X ruft Y an. Steht Y auf einer Liste von verdächtigen Nummern – wie etwa jener Personen, die terroristischen Vereinigungen zugerechnet werden – beginnt automatisch die Überprüfung von Y. Damit setzt das Überprüfungsverfahren ein, an deren Ende die Überwachung jeglicher Kommunikation des Betroffenen stehen kann, erklärt Alexander Klimburg vom "Österreichischen Institut für Internationale Politik" den jüngsten Vorratsdaten-Skandal in den USA.
Wie die britische Zeitung "Guardian" am Donnerstag berichtete, soll der Telefonanbieter Verizon seit April detaillierte Informationen über Telefonate an den größten US-Geheimdienst, die National Security Agency (NSA) übermittelt haben – aufgrund einer gerichtlichen Anordnung, die noch bis zum 19. Juli gültig ist. Betroffen sind alle Telefonate innerhalb der USA als auch zwischen USA und dem Ausland. Verizon gibt dem Zeitungsbericht zufolge die Rufnummern beider Anschlüsse, ortsbezogene Daten sowie Dauer und Uhrzeit der Anrufe an die NSA weiter, nicht aber Gesprächsinhalte oder Namen. Als Beleg veröffentlichte der "Guardian" die mutmaßliche Kopie eines streng geheimen Gerichtsbeschlusses, über dessen Herkunft es keine Angabe macht.
Business-Kunden betroffen
Die "New York Times" betont, dass die Anordnung nur die Geschäftskunden des Telefonanbieters betreffe und noch unklar sei, ob die Daten privater Festnetz- und Handykunden weitergegeben wurden. Auch bleibt weiterhin offen, ob außer bei Verizon auch die Daten anderer Telekom-Anbieter gesammelt werden.
"Die NSA kann nicht einfach so US-Bürger anzapfen, sondern darf nur gegen Ausländer spionieren", sagt Klimburg im Gespräch mit der "Wiener Zeitung". Um zu wissen, wer Ausländer sei, müsse man eben alle Bürger überprüfen, lautet das Argument der Geheimdienste. Mit den Anruf-Daten können die Behörden mittlerweile fast alle relevanten Informationen zur Identität der Gesprächspartner herausfinden – mit Hilfe von Algorithmen, die aus Verhalten und Verbindungen Profile erstellen können, sagen Experten.

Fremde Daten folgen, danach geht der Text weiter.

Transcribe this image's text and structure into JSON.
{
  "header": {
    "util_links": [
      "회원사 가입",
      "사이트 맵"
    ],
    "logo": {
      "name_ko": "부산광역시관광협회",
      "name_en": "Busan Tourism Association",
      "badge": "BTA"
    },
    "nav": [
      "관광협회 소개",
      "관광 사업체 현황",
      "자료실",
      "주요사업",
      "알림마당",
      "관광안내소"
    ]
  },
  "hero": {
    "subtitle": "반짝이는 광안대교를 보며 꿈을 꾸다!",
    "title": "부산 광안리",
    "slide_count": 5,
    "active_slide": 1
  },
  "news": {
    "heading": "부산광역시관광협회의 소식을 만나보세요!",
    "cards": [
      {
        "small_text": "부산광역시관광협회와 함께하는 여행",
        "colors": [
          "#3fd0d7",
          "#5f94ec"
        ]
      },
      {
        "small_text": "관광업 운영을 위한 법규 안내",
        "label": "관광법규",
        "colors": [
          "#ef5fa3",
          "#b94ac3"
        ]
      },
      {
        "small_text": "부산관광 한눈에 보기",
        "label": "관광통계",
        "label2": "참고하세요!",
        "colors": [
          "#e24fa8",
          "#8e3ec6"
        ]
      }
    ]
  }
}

Das Weiße Haus bestätigte die Weitergabe der Daten an die NSA am Donnerstag. Ein Mitarbeiter des Weißen Hauses erklärte, die Informationen seien wichtig, um die USA vor Terroranschlägen zu schützen.
Lange Kontroverse
Das gezielte Sammeln von Telefondaten durch die NSA ist schon seit vielen Jahren ein kontroverses Thema. Die jüngsten Meldungen werfen allerdings erneut ein Schlaglicht auf den Umgang der US-Regierung mit der Privatsphäre der Bürger und deren Recht auf freie Meinungsäußerung. Präsident Barack Obama steht bereits in der Kritik, weil sich seine Regierung sich Zugang zu Telefon-Daten von Journalisten der Nachrichtenagentur Associated Press verschaffte. Die gesetzlichen Voraussetzungen für ein möglichst breites Betätigungsfeld der Geheimdienste ebnete Präsident George W. Bush 2001 mit dem Patriot Act, einer Reaktion auf die Anschläge vom 11. September. Dieser erlaubt theoretisch eine solche massive Datensammlung – und rechtfertigt auch den aktuellen Skandal. Die Datenübermittlung von Verizon an die NSA wird durch einen Abschnitt des Gesetzes gerechtfertigt.
In Österreich gilt die sechsmonatige Vorratsdatenspeicherung. Diese betrifft sogenannte Transaktionsdaten – also keine Gesprächsinhalte oder Namen der Anschlussinhaber – die auf Gerichtsbeschluss herausgegeben werden können. Die Polizei kann die Auswertung der Informationen verlangen wenn "Gefahr im Verzug ist", wie Arge Daten-Obmann Hans Zeger erklärt. "Die Behörden dürfen sich aber grundsätzlich nicht in die Telefonate einhacken".
"Verletzung der Grundrechte"
Mehrere amerikanische Bürgerrechtsinitiativen haben verlangen, die Kriterien zu veröffentlichen, nach denen Ermittler die Datenherausgabe beantragen können. "Es geht aus der Sicht des Datenschutzes einfach nicht, dass die Daten aller gespeichert werden, weil irgendjemand etwas Unrechtes tun könnte", sagt Andre Meister von "Netzpolitik.org", einer deutschen Plattform für digitale Bürgerrechte. "Es ist eine Verletzung der Grundrechte".